Britain’s slower growth that is being witnessed now and in sharp contrast to the positive growth in rest of the global economy showed that there were already visible impacts of the country’s decision to leave the EU in the 2016 referendum, said Christine Lagarde, the fund’s managing director.
There were many who had sternly criticized the fund when its forecast had not come true immediately after the referendum and Lagarde I return strongly criticized such critics while speaking on the occasion of presenting the annual report about the UK economy by the IMF.
“We feared that if Britain decided to leave, it would most likely entail a depreciation of sterling, higher inflation leading to a squeeze on disposable income and a reduction in investment,” she said.
“People said ‘Oh those experts’, but we are seeing the narrative we identified as a potential risk being rolled out as we speak. This is not the experts speaking, it’s what the economy is demonstrating.”
The IMF now expects that the K economy would grow at 1.5 percent in 2018 and the fund also lowered its forecast for the current year to 1.6 percent from the earlier prediction of 1.7 percent made in October.  
The IMF forecast was just one of many that predict a slowdown for the UK economy if there was a vote in favor of Brexit.
The IMF had predicted a growth rate of 1.1 percent for the UK economy for 2017 but had later raised it to 2 percent before lowering it again.
At a time when the global economy was performing at its best since the financial crisis, the performance of the UK economy in terms of slowed activities was disappointing, Lagarde had been saying since the beginning of the current year.

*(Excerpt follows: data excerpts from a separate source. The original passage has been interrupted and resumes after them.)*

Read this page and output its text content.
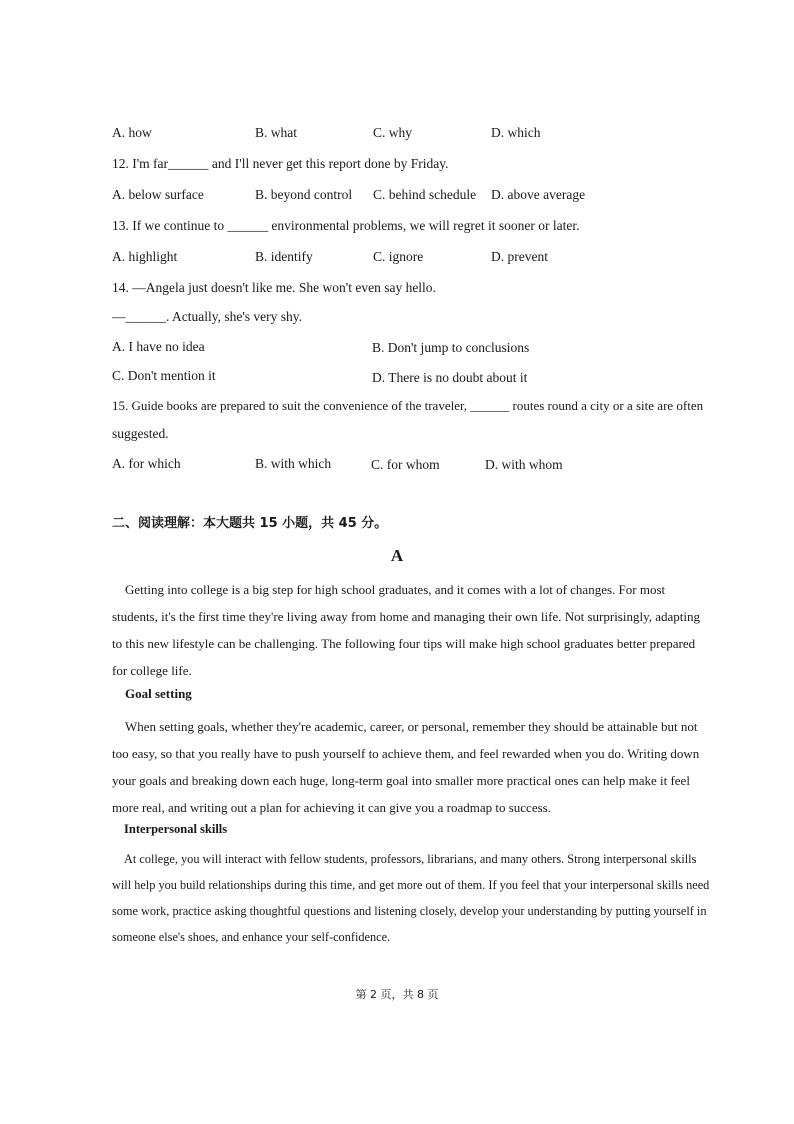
A. how	B. what	C. why	D. which
12. I'm far______ and I'll never get this report done by Friday.
A. below surface	B. beyond control C. behind schedule D. above average
13. If we continue to ______ environmental problems, we will regret it sooner or later.
A. highlight	B. identify	C. ignore	D. prevent
14. —Angela just doesn't like me. She won't even say hello.
—______. Actually, she's very shy.
A. I have no idea	B. Don't jump to conclusions
C. Don't mention it	D. There is no doubt about it
15. Guide books are prepared to suit the convenience of the traveler, ______ routes round a city or a site are often
suggested.
A. for which	B. with which	C. for whom	D. with whom
二、阅读理解：本大题共 15 小题，共 45 分。
A
Getting into college is a big step for high school graduates, and it comes with a lot of changes. For most students, it's the first time they're living away from home and managing their own life. Not surprisingly, adapting to this new lifestyle can be challenging. The following four tips will make high school graduates better prepared for college life.
Goal setting
When setting goals, whether they're academic, career, or personal, remember they should be attainable but not too easy, so that you really have to push yourself to achieve them, and feel rewarded when you do. Writing down your goals and breaking down each huge, long-term goal into smaller more practical ones can help make it feel more real, and writing out a plan for achieving it can give you a roadmap to success.
Interpersonal skills
At college, you will interact with fellow students, professors, librarians, and many others. Strong interpersonal skills will help you build relationships during this time, and get more out of them. If you feel that your interpersonal skills need some work, practice asking thoughtful questions and listening closely, develop your understanding by putting yourself in someone else's shoes, and enhance your self-confidence.
第 2 页，共 8 页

The TUC general secretary, Frances O’Grady, said: “This shows that Brexit uncertainty has already harmed family budgets. Jobs and living standards must be the priority when deciding the best Brexit option for Britain. The government should keep single market membership on the negotiating table.”

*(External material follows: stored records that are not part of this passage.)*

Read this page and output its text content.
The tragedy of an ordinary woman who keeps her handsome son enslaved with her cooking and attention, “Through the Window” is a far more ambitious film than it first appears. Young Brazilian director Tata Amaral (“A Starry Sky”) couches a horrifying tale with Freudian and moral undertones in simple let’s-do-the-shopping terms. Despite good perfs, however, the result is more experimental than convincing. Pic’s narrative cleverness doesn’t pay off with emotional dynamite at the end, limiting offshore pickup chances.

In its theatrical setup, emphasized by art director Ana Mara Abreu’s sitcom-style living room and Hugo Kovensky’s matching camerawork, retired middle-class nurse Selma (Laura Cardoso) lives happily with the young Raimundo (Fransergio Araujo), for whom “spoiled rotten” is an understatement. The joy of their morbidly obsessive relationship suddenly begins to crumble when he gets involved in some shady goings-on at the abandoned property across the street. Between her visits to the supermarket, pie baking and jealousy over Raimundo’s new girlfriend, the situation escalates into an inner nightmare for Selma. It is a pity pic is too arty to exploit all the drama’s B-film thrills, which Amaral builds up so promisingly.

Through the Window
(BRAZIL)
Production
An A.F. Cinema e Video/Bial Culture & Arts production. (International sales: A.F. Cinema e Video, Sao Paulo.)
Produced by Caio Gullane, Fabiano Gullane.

Lagarde said that the negotiators should ensure that no significant trade barriers are erected  in the final deal between EU and the UK , even while welcoming the recent development in the talks between the UK and the EU relating to citizens’ rights, Northern Ireland and the financial settlement.
There are huge uncertainties facing Britain as the country is attempting to secure its ambitions through the negotiations with the EU, stressed the fund’s article IV consultation.

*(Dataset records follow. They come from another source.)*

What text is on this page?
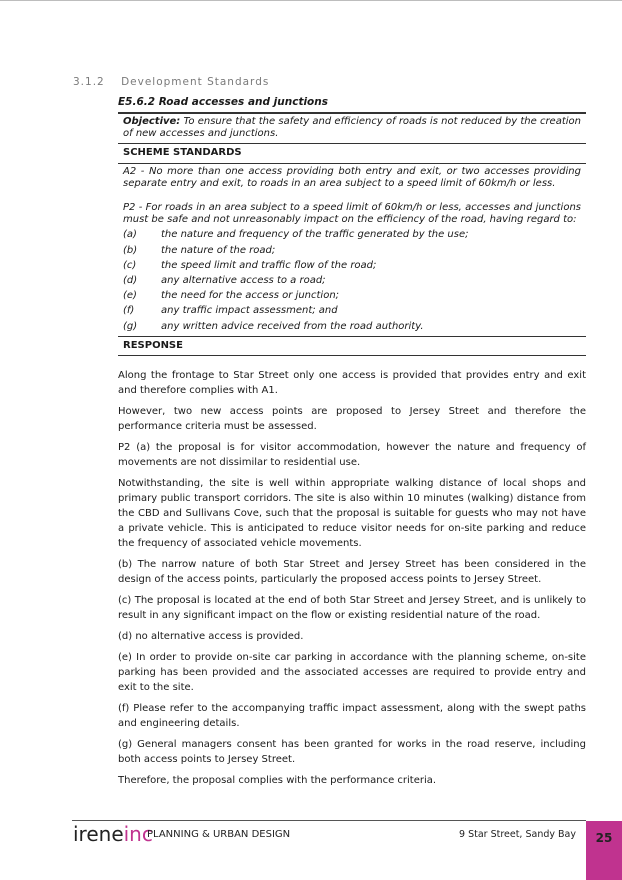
3.1.2 Development Standards
E5.6.2 Road accesses and junctions
Objective: To ensure that the safety and efficiency of roads is not reduced by the creation of new accesses and junctions.
SCHEME STANDARDS
A2 - No more than one access providing both entry and exit, or two accesses providing separate entry and exit, to roads in an area subject to a speed limit of 60km/h or less.
P2 - For roads in an area subject to a speed limit of 60km/h or less, accesses and junctions must be safe and not unreasonably impact on the efficiency of the road, having regard to:
(a)	the nature and frequency of the traffic generated by the use;
(b)	the nature of the road;
(c)	the speed limit and traffic flow of the road;
(d)	any alternative access to a road;
(e)	the need for the access or junction;
(f)	any traffic impact assessment; and
(g)	any written advice received from the road authority.
RESPONSE

Along the frontage to Star Street only one access is provided that provides entry and exit and therefore complies with A1.

However, two new access points are proposed to Jersey Street and therefore the performance criteria must be assessed.

P2 (a) the proposal is for visitor accommodation, however the nature and frequency of movements are not dissimilar to residential use.

Notwithstanding, the site is well within appropriate walking distance of local shops and primary public transport corridors. The site is also within 10 minutes (walking) distance from the CBD and Sullivans Cove, such that the proposal is suitable for guests who may not have a private vehicle. This is anticipated to reduce visitor needs for on-site parking and reduce the frequency of associated vehicle movements.

(b) The narrow nature of both Star Street and Jersey Street has been considered in the design of the access points, particularly the proposed access points to Jersey Street.

(c) The proposal is located at the end of both Star Street and Jersey Street, and is unlikely to result in any significant impact on the flow or existing residential nature of the road.

(d) no alternative access is provided.

(e) In order to provide on-site car parking in accordance with the planning scheme, on-site parking has been provided and the associated accesses are required to provide entry and exit to the site.

(f) Please refer to the accompanying traffic impact assessment, along with the swept paths and engineering details.

(g) General managers consent has been granted for works in the road reserve, including both access points to Jersey Street.

Therefore, the proposal complies with the performance criteria.

ireneinc
PLANNING & URBAN DESIGN	9 Star Street, Sandy Bay	25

The fund claimed that there are chances of significant drop in the commercial property market  and a credit crunch in financial markets in case there is no trade deal between the EU and the UK and this is a risk that the UK is facing, even while it applauded the recent positive developments.
A breakdown in discussions “could lead to a disorderly exit from the EU and sharp falls in asset prices”, the IMF said while outlining its concerns, and said hat at the same time, the list of things that are still needed to be agreed to “is very long and the timeframe to do so is ambitious”.
“The list of tasks … include agreeing on a trade deal with the EU, negotiating new arrangements with about 60 countries to replace those to which the UK is currently party via its membership in the EU, bolstering human and IT resources in customs and other services, and translating many thousands of pages of EU law into UK domestic statute,” it said.
The fund said that Brexit offered the opportunity “to reshape the structure of the UK economy”, but the finance industry and the car manufacturers would be impacted by any regulatory barriers that may crop up.
“The financial sector, which represents about 7% of GDP but accounts for about 10% of tax revenues and 14% of exports, may be particularly affected in the absence of an agreement that allows the majority of EU-facing financial services currently provided from the UK to remain there,” the report said.
 “Manufacturing firms with complex and lengthy international supply chains, such as in the automobile industry, could also face significant challenges. These developments could also have a significant impact on productivity growth.”